To the editor:
Druids memorized all essential knowledge of their civilization. What is written, they argued, is forgotten. The point is that all knowledge must be in the mind. That it is written somewhere is meaningless. To be of use, what is known must be in the individual mind. Association and correlation are essential to thought, to thinking, and are the source of all creativity. Da Vinci, Newton, Washington, and Einstein (picking an arbitrary few) were taught the Western Canon, the core knowledge, our cultural memory.
Before Einstein was Einstein, he was a college student. He did not choose to learn the Canon; it was required. What if he had not been required to learn the Great Books? Would we have his theory of relativity?
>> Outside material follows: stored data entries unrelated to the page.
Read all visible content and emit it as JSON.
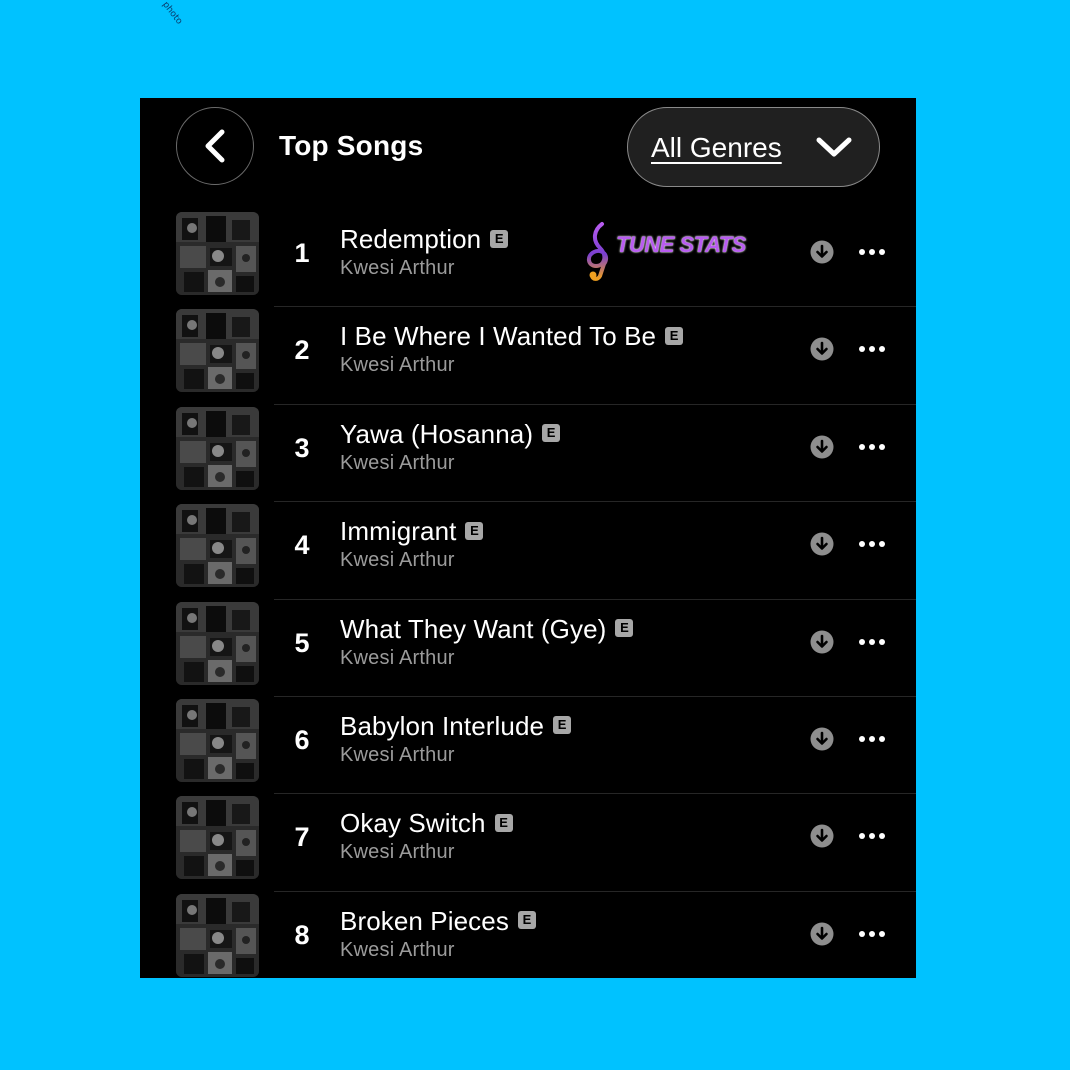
{
  "corner_text": "photo",
  "header": {
    "back_icon": "chevron-left-icon",
    "title": "Top Songs",
    "genre_filter": {
      "label": "All Genres",
      "icon": "chevron-down-icon"
    }
  },
  "watermark": {
    "text": "TUNE STATS",
    "icon": "treble-clef-icon"
  },
  "songs": [
    {
      "rank": "1",
      "title": "Redemption",
      "artist": "Kwesi Arthur",
      "explicit": "E"
    },
    {
      "rank": "2",
      "title": "I Be Where I Wanted To Be",
      "artist": "Kwesi Arthur",
      "explicit": "E"
    },
    {
      "rank": "3",
      "title": "Yawa (Hosanna)",
      "artist": "Kwesi Arthur",
      "explicit": "E"
    },
    {
      "rank": "4",
      "title": "Immigrant",
      "artist": "Kwesi Arthur",
      "explicit": "E"
    },
    {
      "rank": "5",
      "title": "What They Want (Gye)",
      "artist": "Kwesi Arthur",
      "explicit": "E"
    },
    {
      "rank": "6",
      "title": "Babylon Interlude",
      "artist": "Kwesi Arthur",
      "explicit": "E"
    },
    {
      "rank": "7",
      "title": "Okay Switch",
      "artist": "Kwesi Arthur",
      "explicit": "E"
    },
    {
      "rank": "8",
      "title": "Broken Pieces",
      "artist": "Kwesi Arthur",
      "explicit": "E"
    }
  ],
  "row_icons": {
    "download": "download-icon",
    "more": "more-options-icon"
  },
  "colors": {
    "background": "#00c2ff",
    "panel": "#000000",
    "primary_text": "#ffffff",
    "secondary_text": "#9b9b9b",
    "explicit_badge": "#a7a7a7",
    "watermark": "#b85cf0"
  }
}
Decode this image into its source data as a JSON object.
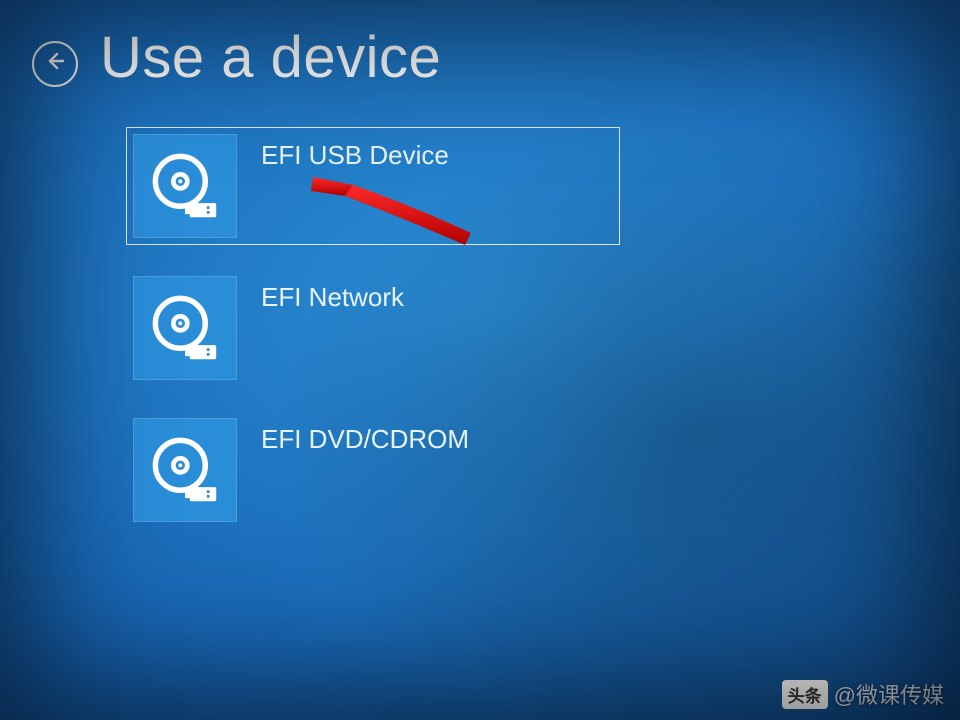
{
  "header": {
    "title": "Use a device",
    "back_icon": "arrow-left"
  },
  "devices": [
    {
      "label": "EFI USB Device",
      "selected": true
    },
    {
      "label": "EFI Network",
      "selected": false
    },
    {
      "label": "EFI DVD/CDROM",
      "selected": false
    }
  ],
  "annotation": {
    "type": "red-arrow",
    "points_to": "EFI USB Device"
  },
  "watermark": {
    "badge": "头条",
    "text": "@微课传媒"
  }
}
The argument for doing away with the Western Civ requirement at Kansas University is that students will continue to be required to take humanities courses but will now have the opportunity to better orient what they learn to their specialized course of study. But is such specialization really good? Computers operate on a binary code that needs only a 0 or a 1. Should we allow computer science majors to limit their study of numbers to the two digits they will most frequently use?
While teaching Western Civ for 20 years, I never deluded myself that my students came voluntarily. But I know, in the end, they were glad of the experience. I also know the Great Books made them better doctors, engineers, lawyers, teachers, and managers — and, more importantly, better citizens.